RMC

"J’ai changé d’avis et je vais me faire vacciner": en plein Covid, les personnes à risques appelées à se faire vacciner

-

- - RMC

Les académies de médecines et de pharmacies demandent aux personnes à risques de se faire vacciner pour éviter que les malades de la grippe saisonnière ne s'ajoutent aux malades du Covid-19.

La campagne de vaccination contre la grippe démarre ce mardi. Si vous êtes personnes à risque, plus de 65 ans, personnes atteintes de pathologies chroniques ou encore femme enceinte, n'hésitez pas à aller vous faire vacciner vite. C'est ce que préconise l’Académie de pharmacie. Fabienne est une personne à risque. D'habitude, elle ne se fait jamais vacciner contre la grippe, mais cette année est à part. “J’ai changé d’avis et je vais me faire vacciner”, indique-t-elle. 

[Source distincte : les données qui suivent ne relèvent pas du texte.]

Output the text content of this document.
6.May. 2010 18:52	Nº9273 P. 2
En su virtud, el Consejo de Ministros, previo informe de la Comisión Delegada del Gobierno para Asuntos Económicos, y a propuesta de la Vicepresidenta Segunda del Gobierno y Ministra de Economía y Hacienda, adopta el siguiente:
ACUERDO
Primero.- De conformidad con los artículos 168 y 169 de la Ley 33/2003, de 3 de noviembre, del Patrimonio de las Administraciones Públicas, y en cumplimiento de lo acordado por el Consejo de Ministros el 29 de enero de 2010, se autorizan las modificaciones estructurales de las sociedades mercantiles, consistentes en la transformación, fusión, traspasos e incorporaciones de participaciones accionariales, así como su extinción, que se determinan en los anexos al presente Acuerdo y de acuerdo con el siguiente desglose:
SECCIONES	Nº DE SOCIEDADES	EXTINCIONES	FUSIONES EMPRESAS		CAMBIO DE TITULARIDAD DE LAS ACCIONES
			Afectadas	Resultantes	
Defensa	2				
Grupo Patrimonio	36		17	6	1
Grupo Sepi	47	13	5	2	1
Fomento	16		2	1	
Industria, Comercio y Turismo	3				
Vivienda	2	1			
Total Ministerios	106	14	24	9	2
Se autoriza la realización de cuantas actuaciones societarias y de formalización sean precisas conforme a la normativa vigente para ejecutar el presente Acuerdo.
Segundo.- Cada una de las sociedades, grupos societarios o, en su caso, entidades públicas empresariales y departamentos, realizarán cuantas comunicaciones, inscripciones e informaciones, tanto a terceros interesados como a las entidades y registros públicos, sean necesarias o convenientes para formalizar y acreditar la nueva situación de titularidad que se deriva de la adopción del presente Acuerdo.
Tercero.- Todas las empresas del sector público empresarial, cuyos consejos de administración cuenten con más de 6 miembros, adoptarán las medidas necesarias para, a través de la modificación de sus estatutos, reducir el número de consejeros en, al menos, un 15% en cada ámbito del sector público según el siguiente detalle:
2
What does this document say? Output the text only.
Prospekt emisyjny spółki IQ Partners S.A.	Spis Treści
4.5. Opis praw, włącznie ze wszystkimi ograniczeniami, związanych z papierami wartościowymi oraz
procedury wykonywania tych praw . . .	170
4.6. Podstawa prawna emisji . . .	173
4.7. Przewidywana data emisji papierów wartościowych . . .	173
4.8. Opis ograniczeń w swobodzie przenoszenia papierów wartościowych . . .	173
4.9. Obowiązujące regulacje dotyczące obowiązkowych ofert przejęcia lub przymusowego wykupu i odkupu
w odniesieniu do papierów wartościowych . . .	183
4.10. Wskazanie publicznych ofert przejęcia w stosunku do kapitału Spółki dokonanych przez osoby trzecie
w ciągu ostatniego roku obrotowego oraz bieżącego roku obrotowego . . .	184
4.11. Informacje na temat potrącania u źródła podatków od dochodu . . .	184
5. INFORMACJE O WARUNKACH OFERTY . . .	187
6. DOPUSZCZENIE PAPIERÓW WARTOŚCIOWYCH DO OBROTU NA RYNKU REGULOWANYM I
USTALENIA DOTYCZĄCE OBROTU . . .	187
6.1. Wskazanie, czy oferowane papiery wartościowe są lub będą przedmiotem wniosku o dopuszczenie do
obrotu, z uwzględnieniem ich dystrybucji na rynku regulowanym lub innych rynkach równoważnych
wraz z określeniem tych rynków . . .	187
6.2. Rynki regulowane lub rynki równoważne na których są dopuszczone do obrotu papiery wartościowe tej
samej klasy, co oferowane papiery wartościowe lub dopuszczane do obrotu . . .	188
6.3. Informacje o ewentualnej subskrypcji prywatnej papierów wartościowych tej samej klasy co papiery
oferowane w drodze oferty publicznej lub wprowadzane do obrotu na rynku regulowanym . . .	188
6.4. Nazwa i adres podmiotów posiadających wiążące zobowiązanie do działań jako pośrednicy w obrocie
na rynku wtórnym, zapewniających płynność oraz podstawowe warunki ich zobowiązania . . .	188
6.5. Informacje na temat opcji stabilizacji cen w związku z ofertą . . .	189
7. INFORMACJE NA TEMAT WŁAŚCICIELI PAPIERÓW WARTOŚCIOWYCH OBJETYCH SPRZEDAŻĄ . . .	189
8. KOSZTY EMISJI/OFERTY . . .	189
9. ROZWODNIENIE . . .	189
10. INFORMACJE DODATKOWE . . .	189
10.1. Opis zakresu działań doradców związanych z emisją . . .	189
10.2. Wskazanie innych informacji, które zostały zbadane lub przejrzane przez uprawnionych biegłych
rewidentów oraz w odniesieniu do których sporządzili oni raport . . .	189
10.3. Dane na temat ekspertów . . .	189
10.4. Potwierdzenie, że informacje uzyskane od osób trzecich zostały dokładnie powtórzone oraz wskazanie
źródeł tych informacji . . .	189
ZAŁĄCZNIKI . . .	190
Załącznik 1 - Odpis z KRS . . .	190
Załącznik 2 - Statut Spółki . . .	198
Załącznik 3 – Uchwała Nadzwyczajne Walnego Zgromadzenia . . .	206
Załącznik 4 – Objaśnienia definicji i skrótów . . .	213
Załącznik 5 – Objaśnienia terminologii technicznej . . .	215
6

Si elle franchit le pas, c'est avant tout pour se rassurer. “Si je me vaccine, peut-être que j’aurais moins de chance de l’attraper. J’ai envie de vivre, je vais être grand-mère, j’ai envie de voir mes enfants”, assure-t-elle. 

Un stress qui gagne aussi les personnes non-prioritaires comme Nathalie, qui a déjà réservé les vaccins pour toute sa famille. “Je connais une amie qui est pharmacienne donc je lui ai demandé de m’en réserver cinq pour être sûre. Comme on ne peut pas se protéger contre le covid maintenant, au moins je serai protégée contre la grippe”, explique-t-elle. 

Des comportements qui inquiètent Renaud Nadjahi. Le président de l'Union des syndicats de pharmaciens d'officine des Yvelines lance un appel pour éviter les pénuries de vaccins. 

"Je crois qu’il est important qu’il y ait un civisme notamment vis-à-vis des personnes à risques. Permettons aux plus vulnérables de se protéger et ensuite, on essayera de protéger l’ensemble de la population en fonction de leur volonté”, affirme-t-il. 

Il y a près de 16 millions de personnes à risques en France, pour répondre à cette demande les stocks de l'Etat ont été augmenté de 30% par rapport à l'année dernière. Et cette année, l'enjeu est tout particulier pour les établissements de santé. Certains choisissent d'intensifier leurs efforts pour vacciner leurs effectifs.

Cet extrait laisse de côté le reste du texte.